По мере того как американское крылатое выражение «время — деньги» приобретает все большую «крылатость», облетая мир, наверное, в мозгу каждого авиационного конструктора зарождается, вспыхивает, растет, тлеет, беспокойно ворочается, словом, не дает покоя мысль — пора создавать что-то из ряда вон…
В тридцатые годы такой мыслью была идея скоростного пассажирского самолета. Машина виделась этакой пожирательницей пространства, покорительницей еще не покоренных вершин на земле, непересеченных пока океанских далей. Но отбросим слова-бантики. Требовался самолет с высокой скоростью, большим потолком и со значительной дальностью. Было очевидно — требования слишком противоречивы, разом их не решить. Все были единодушны: начинать надо с покорения скорости. Именно скорость стала в то время навязчивой идеей конструкторов. В США и Германии появились первые скоростные пассажирские самолеты, такие разработки имелись и у нас в стране. В 1932 году Харьковский авиационный институт под руководством И. Г. Немана сконструировал и построил самолет ХАИ-1. Он поднялся в воздух 8 октября. То была первая в стране машина с убирающимся шасси. Скорость превысила 300 километров в час. С 1934 и до 1937 года было построено 43 таких самолета.

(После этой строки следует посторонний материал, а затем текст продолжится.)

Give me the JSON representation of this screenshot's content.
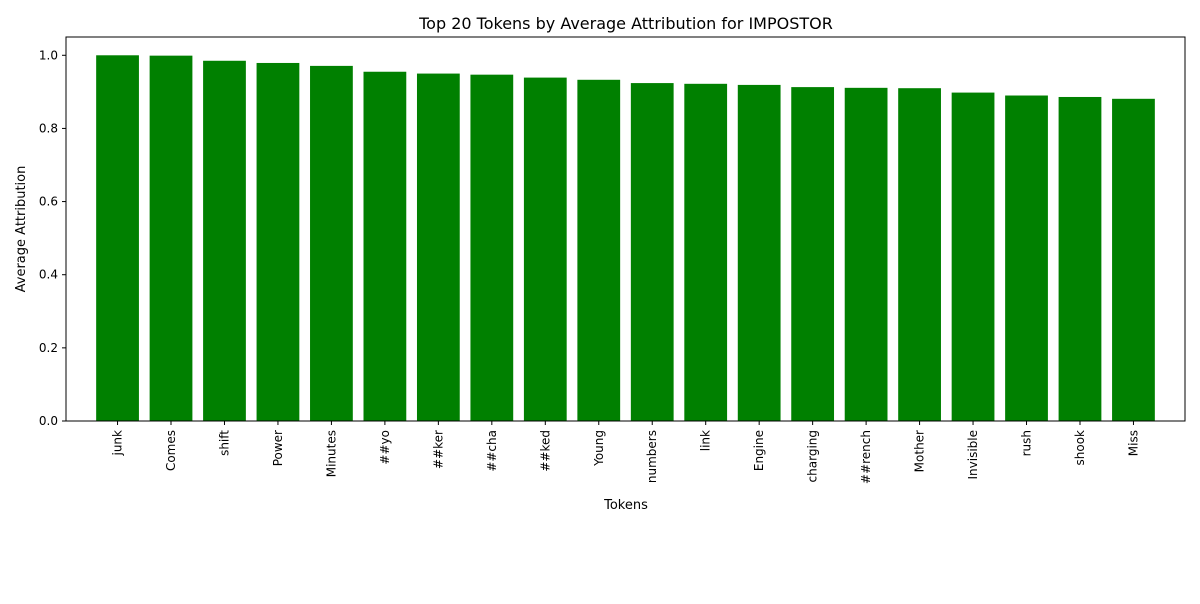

Для пассажирской машины не столь уж мало, как может показаться непосвященному.
На основе ХАИ-1 несколько позже была сконструирована и строилась серийно военная модель — Р-10. Случай редчайший: обыкновенно бывало наоборот — из военного самолета, на его базе, развивался гражданский вариант конструкции. Р-10, самолет разведчик, был оснащен двигателем М-25 мощностью в 750 лошадиных сил и превосходил по скорости распространенные в ту пору истребители-бипланы. Чисто внешне машина смотрелась весьма приятно — благородные аэродинамические формы, никаких подкосов, расчалок, столь обычных в то время и, главное, конечно, — убирающееся шасси. Поставленный рядом со своим предшественником, разведчиком Р-5, Р-10 без слов утверждал: вот он — прогресс!
На Р-10 я выполнил всего три полета по кругу, налетал двадцать одну минуту. А место в моей жизни эта машина заняли совершенно особое.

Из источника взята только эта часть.